Methods: Different dose schedules were studied in four cohorts of five patients: (1) shortening the interval between the bsMAb and peptide administration (5 days vs 1 day), (2) escalating the TF2 dose (from 75 to 150 mg), and (3) reducing the peptide dose (from 100 to 25 μg). After confirmation of tumour targeting by (111)In-IMP288, patients were treated with a bsMAb/(177)Lu-IMP288 cycle.

Results: Rapid and selective tumour targeting of the radiolabelled peptide was visualised within 1 h, with high tumour-to-tissue ratios (>20 at 24 h). Improved tumour targeting was achieved with a 1-day interval between the administration of the bsMAb and the peptide and with the 25-μg peptide dose. High (177)Lu-IMP288 doses (2.5-7.4 GBq) were well tolerated, with some manageable TF2 infusion reactions, and transient grades 3-4 thrombocytopaenia in 10% of the patients who received (177)Lu-IMP288.

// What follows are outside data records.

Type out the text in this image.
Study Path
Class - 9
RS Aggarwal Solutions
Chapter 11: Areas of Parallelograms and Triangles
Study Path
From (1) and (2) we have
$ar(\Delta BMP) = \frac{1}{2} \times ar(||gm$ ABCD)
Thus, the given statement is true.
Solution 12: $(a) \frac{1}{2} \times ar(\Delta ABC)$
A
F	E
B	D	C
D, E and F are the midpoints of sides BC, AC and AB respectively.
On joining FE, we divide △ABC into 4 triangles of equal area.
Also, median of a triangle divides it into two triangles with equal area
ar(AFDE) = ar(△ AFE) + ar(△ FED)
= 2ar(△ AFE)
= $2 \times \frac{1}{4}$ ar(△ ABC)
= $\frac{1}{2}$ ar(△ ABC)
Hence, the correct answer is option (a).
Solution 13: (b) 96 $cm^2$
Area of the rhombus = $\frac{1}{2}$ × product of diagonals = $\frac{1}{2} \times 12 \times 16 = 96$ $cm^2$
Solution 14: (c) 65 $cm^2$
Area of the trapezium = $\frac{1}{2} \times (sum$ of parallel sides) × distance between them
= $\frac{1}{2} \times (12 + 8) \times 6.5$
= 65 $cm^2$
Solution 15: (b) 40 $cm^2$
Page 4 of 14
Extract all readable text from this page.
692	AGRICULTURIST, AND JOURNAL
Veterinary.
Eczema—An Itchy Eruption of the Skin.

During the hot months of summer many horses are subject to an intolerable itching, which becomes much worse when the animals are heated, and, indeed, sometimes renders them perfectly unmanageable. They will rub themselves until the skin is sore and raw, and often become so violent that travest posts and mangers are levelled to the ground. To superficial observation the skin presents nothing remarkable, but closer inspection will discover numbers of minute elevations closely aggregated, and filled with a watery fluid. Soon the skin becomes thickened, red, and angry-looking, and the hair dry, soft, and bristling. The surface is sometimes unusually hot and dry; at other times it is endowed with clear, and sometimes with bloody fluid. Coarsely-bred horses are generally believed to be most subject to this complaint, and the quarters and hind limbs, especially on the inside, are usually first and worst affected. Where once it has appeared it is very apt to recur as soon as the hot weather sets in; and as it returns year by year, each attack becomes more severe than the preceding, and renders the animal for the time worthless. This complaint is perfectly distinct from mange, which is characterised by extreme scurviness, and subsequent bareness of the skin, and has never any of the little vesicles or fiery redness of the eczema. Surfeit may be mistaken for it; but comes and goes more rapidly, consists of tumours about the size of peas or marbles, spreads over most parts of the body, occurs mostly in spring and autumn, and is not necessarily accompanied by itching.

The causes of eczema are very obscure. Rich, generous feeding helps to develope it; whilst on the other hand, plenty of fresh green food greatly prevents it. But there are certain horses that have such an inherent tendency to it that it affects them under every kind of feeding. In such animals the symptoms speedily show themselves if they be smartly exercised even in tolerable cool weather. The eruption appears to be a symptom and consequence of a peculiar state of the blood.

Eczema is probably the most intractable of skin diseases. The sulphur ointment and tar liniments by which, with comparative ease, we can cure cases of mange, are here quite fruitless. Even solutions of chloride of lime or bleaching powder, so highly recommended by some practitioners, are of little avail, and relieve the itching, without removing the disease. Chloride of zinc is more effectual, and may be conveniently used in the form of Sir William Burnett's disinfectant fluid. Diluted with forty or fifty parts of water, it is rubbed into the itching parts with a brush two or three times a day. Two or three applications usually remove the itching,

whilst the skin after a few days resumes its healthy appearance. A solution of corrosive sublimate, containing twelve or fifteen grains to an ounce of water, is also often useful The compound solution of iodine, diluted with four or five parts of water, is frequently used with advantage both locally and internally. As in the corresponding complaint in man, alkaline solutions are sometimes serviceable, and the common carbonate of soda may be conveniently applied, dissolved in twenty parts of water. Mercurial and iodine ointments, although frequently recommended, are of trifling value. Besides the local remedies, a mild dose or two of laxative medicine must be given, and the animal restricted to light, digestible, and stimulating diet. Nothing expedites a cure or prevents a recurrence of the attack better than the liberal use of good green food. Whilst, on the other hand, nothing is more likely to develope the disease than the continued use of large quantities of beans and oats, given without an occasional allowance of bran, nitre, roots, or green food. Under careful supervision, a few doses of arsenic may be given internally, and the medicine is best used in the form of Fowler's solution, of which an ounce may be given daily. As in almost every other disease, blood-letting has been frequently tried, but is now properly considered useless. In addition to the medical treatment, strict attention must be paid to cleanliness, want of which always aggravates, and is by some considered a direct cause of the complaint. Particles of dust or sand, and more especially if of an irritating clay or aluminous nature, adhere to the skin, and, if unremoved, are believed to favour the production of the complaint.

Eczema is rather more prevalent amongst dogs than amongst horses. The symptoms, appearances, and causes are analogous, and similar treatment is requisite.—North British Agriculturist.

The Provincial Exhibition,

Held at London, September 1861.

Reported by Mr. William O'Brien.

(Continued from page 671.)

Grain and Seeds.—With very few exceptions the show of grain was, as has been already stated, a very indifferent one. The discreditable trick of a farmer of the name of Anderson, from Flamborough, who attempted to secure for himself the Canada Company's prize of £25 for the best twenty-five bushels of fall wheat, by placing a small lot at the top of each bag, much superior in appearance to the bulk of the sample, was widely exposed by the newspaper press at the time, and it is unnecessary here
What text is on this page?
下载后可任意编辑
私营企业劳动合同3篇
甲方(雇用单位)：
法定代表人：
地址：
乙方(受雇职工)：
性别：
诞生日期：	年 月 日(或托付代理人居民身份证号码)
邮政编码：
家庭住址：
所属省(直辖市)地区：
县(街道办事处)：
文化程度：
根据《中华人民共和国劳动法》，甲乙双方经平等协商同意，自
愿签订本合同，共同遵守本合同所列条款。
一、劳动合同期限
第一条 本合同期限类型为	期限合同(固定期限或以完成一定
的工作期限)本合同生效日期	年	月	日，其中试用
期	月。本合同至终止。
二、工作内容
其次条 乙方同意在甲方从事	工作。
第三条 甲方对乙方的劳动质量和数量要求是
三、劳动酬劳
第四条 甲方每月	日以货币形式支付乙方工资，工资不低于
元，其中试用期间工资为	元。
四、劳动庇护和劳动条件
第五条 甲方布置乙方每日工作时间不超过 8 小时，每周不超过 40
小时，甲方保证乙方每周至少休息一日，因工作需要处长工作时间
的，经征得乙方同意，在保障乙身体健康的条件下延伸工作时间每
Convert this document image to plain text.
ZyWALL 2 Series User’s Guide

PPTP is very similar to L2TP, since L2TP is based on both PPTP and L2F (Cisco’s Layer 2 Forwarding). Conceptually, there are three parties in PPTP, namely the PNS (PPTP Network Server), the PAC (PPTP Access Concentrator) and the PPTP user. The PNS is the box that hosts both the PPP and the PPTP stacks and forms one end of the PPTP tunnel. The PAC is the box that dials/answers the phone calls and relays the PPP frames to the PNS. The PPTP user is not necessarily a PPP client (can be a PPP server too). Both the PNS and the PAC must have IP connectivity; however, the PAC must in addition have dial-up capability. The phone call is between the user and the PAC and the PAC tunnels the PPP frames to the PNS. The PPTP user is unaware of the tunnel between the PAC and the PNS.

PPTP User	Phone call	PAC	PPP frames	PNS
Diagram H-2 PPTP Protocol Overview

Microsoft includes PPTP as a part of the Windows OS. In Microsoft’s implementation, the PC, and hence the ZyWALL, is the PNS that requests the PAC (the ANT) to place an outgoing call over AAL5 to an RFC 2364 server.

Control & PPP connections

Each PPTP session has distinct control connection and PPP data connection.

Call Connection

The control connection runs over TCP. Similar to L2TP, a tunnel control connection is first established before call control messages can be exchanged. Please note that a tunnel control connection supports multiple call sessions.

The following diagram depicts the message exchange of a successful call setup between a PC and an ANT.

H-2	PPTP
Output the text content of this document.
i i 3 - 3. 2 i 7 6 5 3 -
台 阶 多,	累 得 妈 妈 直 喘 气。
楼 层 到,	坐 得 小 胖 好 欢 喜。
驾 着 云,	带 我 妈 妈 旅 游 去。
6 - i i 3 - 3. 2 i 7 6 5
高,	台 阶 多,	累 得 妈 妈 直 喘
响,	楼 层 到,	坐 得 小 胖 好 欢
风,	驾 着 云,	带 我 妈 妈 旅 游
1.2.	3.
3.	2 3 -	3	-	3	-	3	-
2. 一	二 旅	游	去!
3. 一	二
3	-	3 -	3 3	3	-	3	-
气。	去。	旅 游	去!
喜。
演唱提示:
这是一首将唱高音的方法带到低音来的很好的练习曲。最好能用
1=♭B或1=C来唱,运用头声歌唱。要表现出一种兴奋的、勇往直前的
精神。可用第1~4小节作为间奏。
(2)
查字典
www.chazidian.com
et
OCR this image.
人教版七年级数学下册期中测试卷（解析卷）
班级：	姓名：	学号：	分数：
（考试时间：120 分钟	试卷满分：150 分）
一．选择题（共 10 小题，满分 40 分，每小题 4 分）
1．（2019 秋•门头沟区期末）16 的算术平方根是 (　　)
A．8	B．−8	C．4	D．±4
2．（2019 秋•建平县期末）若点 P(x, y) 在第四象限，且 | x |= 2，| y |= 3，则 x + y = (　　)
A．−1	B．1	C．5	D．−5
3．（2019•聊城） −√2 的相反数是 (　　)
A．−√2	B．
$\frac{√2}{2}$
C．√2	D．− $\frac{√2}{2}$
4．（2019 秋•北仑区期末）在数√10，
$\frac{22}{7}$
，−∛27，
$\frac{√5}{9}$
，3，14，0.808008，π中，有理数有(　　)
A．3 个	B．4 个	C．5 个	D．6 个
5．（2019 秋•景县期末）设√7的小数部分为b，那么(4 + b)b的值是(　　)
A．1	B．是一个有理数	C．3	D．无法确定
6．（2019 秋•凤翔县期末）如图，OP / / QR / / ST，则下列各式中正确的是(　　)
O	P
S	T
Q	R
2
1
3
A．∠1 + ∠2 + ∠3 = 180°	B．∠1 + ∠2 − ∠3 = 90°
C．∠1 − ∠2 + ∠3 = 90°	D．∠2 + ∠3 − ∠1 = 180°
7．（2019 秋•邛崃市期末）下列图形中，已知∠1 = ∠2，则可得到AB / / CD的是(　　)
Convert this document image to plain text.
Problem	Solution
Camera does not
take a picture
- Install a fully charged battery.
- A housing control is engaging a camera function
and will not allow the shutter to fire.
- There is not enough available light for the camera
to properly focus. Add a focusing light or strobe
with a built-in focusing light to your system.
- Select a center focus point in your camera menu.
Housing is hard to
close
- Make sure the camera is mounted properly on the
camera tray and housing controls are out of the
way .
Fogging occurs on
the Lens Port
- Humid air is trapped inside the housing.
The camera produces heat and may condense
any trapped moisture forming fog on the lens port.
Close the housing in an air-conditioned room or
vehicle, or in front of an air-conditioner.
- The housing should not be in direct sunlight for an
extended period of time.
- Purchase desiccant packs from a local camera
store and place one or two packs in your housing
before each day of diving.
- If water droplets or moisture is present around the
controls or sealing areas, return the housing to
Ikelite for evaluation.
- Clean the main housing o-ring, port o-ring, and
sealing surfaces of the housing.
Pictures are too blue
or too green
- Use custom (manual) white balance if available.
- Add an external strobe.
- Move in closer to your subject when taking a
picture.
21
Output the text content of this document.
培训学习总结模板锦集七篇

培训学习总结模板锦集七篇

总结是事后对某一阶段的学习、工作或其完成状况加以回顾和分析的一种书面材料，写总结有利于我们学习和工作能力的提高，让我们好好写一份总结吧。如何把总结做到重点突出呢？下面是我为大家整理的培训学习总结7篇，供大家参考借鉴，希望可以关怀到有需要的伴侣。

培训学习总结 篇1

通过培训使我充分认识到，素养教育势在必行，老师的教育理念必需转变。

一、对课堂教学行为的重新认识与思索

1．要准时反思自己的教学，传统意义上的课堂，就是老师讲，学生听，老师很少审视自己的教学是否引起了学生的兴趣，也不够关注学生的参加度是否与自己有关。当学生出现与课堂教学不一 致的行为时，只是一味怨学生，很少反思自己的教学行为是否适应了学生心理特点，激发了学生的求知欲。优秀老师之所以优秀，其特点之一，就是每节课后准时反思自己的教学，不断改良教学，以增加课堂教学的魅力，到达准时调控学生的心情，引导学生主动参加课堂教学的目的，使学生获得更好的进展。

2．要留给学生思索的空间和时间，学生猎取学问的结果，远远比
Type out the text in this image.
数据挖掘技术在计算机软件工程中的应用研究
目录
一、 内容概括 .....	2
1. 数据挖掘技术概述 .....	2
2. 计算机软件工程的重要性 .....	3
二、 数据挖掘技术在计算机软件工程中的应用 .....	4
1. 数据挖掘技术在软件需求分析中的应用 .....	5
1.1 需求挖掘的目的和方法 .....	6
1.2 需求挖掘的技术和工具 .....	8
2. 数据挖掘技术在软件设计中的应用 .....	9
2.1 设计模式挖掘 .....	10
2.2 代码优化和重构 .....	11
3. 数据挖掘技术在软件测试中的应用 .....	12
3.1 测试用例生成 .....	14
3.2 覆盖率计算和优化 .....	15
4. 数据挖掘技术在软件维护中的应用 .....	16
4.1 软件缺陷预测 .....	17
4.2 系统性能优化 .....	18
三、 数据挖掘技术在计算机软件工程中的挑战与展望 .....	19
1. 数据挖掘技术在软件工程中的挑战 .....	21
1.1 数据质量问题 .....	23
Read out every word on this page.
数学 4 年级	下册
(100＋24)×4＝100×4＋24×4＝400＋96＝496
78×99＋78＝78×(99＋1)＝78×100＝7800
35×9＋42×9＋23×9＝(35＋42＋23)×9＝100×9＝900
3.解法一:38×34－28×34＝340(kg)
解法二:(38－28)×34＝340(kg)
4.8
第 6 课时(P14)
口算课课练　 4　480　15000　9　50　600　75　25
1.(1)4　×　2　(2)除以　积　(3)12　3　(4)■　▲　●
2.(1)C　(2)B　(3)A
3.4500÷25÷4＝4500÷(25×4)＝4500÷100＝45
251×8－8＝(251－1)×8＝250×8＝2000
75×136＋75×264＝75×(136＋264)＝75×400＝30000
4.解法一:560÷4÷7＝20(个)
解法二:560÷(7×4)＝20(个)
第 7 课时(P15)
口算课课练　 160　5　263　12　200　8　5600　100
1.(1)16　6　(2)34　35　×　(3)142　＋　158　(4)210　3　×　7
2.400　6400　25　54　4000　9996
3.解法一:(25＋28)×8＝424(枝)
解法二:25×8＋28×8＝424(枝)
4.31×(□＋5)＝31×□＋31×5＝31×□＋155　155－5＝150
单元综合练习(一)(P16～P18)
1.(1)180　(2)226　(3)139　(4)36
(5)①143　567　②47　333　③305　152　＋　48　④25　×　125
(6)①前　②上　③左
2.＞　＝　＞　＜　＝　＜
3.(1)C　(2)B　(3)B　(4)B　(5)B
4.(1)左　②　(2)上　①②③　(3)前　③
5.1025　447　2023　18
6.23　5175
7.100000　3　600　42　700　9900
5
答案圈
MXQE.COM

Conclusion: This phase I study demonstrates for the first time that pretargeting with bsMAb TF2 and radiolabelled IMP288 in patients with CEA-expressing CRC is feasible and safe. With this pretargeting method, tumours are specifically and rapidly targeted.

Figure 1

Treatment schedule. Patients received an imaging cycle with TF2 and ¹¹¹In-IMP288 to determine the pharmacokinetics and radiation dose to the red bone marrow and kidneys. A safe, cumulative ¹⁷⁷Lu-activity dose was estimated, and one-fourth of this amount was administered in the first therapy cycle.

Figure 2

Schematic representation of the pretargeting agents. The trivalent bispecific antibody construct, TF2, binds divalently to CEACAM5, the tumour-associated antigen that is overexpressed on the cell surface of colorectal tumour cells. After the bsMAb has localised the tumour and cleared from the blood, a radiolabelled divalent peptide is given, substituted with the hapten, histamine-succinyl-glycine (HSG). This is rapidly targeted to the tumours and bound by high affinity to the anti-HSG Fab fragment of the bsMAb. Due to its bivalency, it has the ability to crosslink the bsMAbs at the tumour surface, forming a stable complex. The peptide is conjugated with the chelator, DOTA that can be labelled with a variety of radionuclides.

Figure 3

Pharmacokinetics. (A) Serum clearance of TF2 determined by ELISA in cohorts 1, 2, and 4 that received 75 mg of TF2, and in cohort 3, 150 mg (mean±standard deviation; N=5 per cohort). TF2 cleared rapidly from the serum, with cohort 3 having twice as high serum concentrations. (B) ¹¹¹In-IMP288 blood clearance per cohort (mean±standard deviation; N=5 per cohort). In all cohorts, >98% ID was cleared at 24 h p.i., although peptide blood clearance was somewhat delayed by shortening the interval between bsMAb and peptide administration, and to a lesser extent due to a higher antibody and a lower peptide doses.

Figure 4

Scintigraphic images. The SPECT/CT image (A), acquired 24 h after injection of ¹¹¹In-IMP288 (185 MBq, 25 μg), pretargeted with 75 mg TF2 (1-day interval), in a 38-year-old patient (cohort 4), shows very clear tumour targeting of an axillary lymph-node metastasis, with very low concentrations of radioactivity in normal tissues. This patient had a CEA level of 17 μg l⁻¹ and the concentration of ¹¹¹In-IMP288 in the tumour was 6.3% ID kg⁻¹, with a tumour-to-normal tissue ratio of 33. Corresponding contrast-enhanced CT scan and a fused FDG-PET/CT scan are shown (B and C, respectively). The primary colon tumour (50 cm ab ano) also shows highly specific tumour targeting in the SPECT image (D), confirmed by the CT scan and FDG-PET/CT (E and F, respectively), with non-specific FDG uptake in the ascending colon.